Tuesday, May 29, 2007

Memorial Day


Yesterday was Memorial Day and I thought of my dad and all the others who have served. He served as a radio man on a destroyer in the South Pacific in one of the largest naval battles ever fought. He never really talked much about the war while I was growing up. It wasn't something that the men of his generaton did.
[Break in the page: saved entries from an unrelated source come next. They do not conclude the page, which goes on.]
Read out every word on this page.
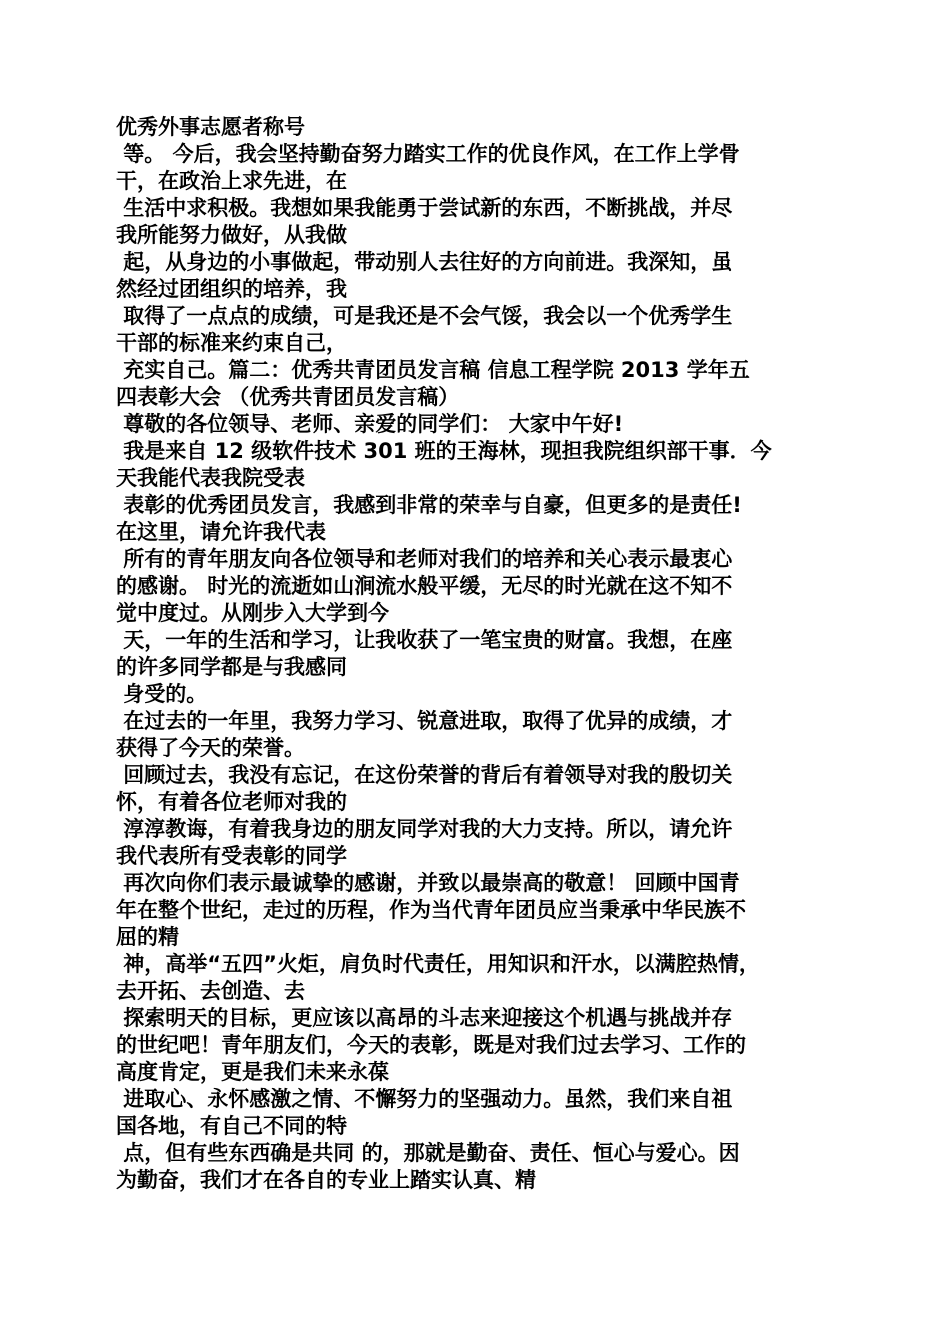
优秀外事志愿者称号

等。 今后，我会坚持勤奋努力踏实工作的优良作风，在工作上学骨

干，在政治上求先进，在

生活中求积极。我想如果我能勇于尝试新的东西，不断挑战，并尽

我所能努力做好，从我做

起，从身边的小事做起，带动别人去往好的方向前进。我深知，虽

然经过团组织的培养，我

取得了一点点的成绩，可是我还是不会气馁，我会以一个优秀学生

干部的标准来约束自己，

充实自己。篇二：优秀共青团员发言稿 信息工程学院 2013 学年五

四表彰大会 （优秀共青团员发言稿）

尊敬的各位领导、老师、亲爱的同学们： 大家中午好!

我是来自 12 级软件技术 301 班的王海林，现担我院组织部干事．今

天我能代表我院受表

表彰的优秀团员发言，我感到非常的荣幸与自豪，但更多的是责任!

在这里，请允许我代表

所有的青年朋友向各位领导和老师对我们的培养和关心表示最衷心

的感谢。 时光的流逝如山涧流水般平缓，无尽的时光就在这不知不

觉中度过。从刚步入大学到今

天，一年的生活和学习，让我收获了一笔宝贵的财富。我想，在座

的许多同学都是与我感同

身受的。

在过去的一年里，我努力学习、锐意进取，取得了优异的成绩，才

获得了今天的荣誉。

回顾过去，我没有忘记，在这份荣誉的背后有着领导对我的殷切关

怀，有着各位老师对我的

淳淳教诲，有着我身边的朋友同学对我的大力支持。所以，请允许

我代表所有受表彰的同学

再次向你们表示最诚挚的感谢，并致以最崇高的敬意！ 回顾中国青

年在整个世纪，走过的历程，作为当代青年团员应当秉承中华民族不

屈的精

神，高举“五四”火炬，肩负时代责任，用知识和汗水，以满腔热情，

去开拓、去创造、去

探索明天的目标，更应该以高昂的斗志来迎接这个机遇与挑战并存

的世纪吧！青年朋友们，今天的表彰，既是对我们过去学习、工作的

高度肯定，更是我们未来永葆

进取心、永怀感激之情、不懈努力的坚强动力。虽然，我们来自祖

国各地，有自己不同的特

点，但有些东西确是共同 的，那就是勤奋、责任、恒心与爱心。因

为勤奋，我们才在各自的专业上踏实认真、精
This all changed right after the first gulf war. This war prompted him (and many other WWII vets I am told) to dip into the memory banks and pen an extensive memior that covered most of his life.
Here is a very short excerpt from the time that he served in the Navy during WWII on the USS Albert W. Grant. Its from June 1944 when his ship was patrolling the straights between Saipan and Tinian shortly after the Marines had taken the Island of Saipan. It speaks to the memories of war that my dad and all combat veterans carried, carry and will carry inside their heads for the rest of their lives.


copyright 1997 - j.h.


"When the Grant was not firing at a specific target ashore, it was patrollling between the islands. Things had quieted down enough so that we could go to the mess hall for our meals. The mess hall was two decks below and could only accomodate a single line. This caused the line to stretch up and down the main deck. Standing in line one evening waiting for the chow line to move, we noticed some dead bodies in the water. Soon the ship was plowing through hundreds of bodies. They were not the bodies of soldiers; the were the bodies of woman and children. We found out later that they had thrown themselves off the cliffs rather than be captured by the Americans. They apparently decided to answer the command of the Emperor. The stench was over powering. I can close my eyes today and see the body of a young child as it floated by the ship, beyond any help I could give."
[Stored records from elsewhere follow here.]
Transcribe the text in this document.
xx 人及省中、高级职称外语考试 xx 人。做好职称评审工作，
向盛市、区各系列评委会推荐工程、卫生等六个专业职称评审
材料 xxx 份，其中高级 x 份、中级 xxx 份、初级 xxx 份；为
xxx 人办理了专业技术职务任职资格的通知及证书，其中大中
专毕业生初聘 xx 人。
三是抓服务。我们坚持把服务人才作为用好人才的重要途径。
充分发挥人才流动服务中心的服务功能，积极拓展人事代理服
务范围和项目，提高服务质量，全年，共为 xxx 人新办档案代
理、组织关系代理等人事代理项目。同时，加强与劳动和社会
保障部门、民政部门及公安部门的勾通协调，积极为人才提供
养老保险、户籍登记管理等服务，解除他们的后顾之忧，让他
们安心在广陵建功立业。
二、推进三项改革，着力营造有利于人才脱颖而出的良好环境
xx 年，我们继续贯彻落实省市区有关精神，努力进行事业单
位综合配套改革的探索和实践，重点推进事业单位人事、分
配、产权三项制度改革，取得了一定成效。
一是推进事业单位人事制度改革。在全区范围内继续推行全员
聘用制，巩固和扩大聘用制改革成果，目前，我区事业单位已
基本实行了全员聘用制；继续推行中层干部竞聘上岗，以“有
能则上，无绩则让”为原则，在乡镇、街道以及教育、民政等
(Post war records show that 8000 women and children died in this manner)


In October 1944, the Albert W. Grant took several direct hits from an American Cruiser and Japenesese warships during the battle of Leyte Gulf. My dad lost some of his closest buddies and came very close himself. They towed the badly damaged destroyer and crew through a typhoon and all the way back to Pearl Harbour. By the time it was repaired and battle ready again, the war in the Pacific was close to finished.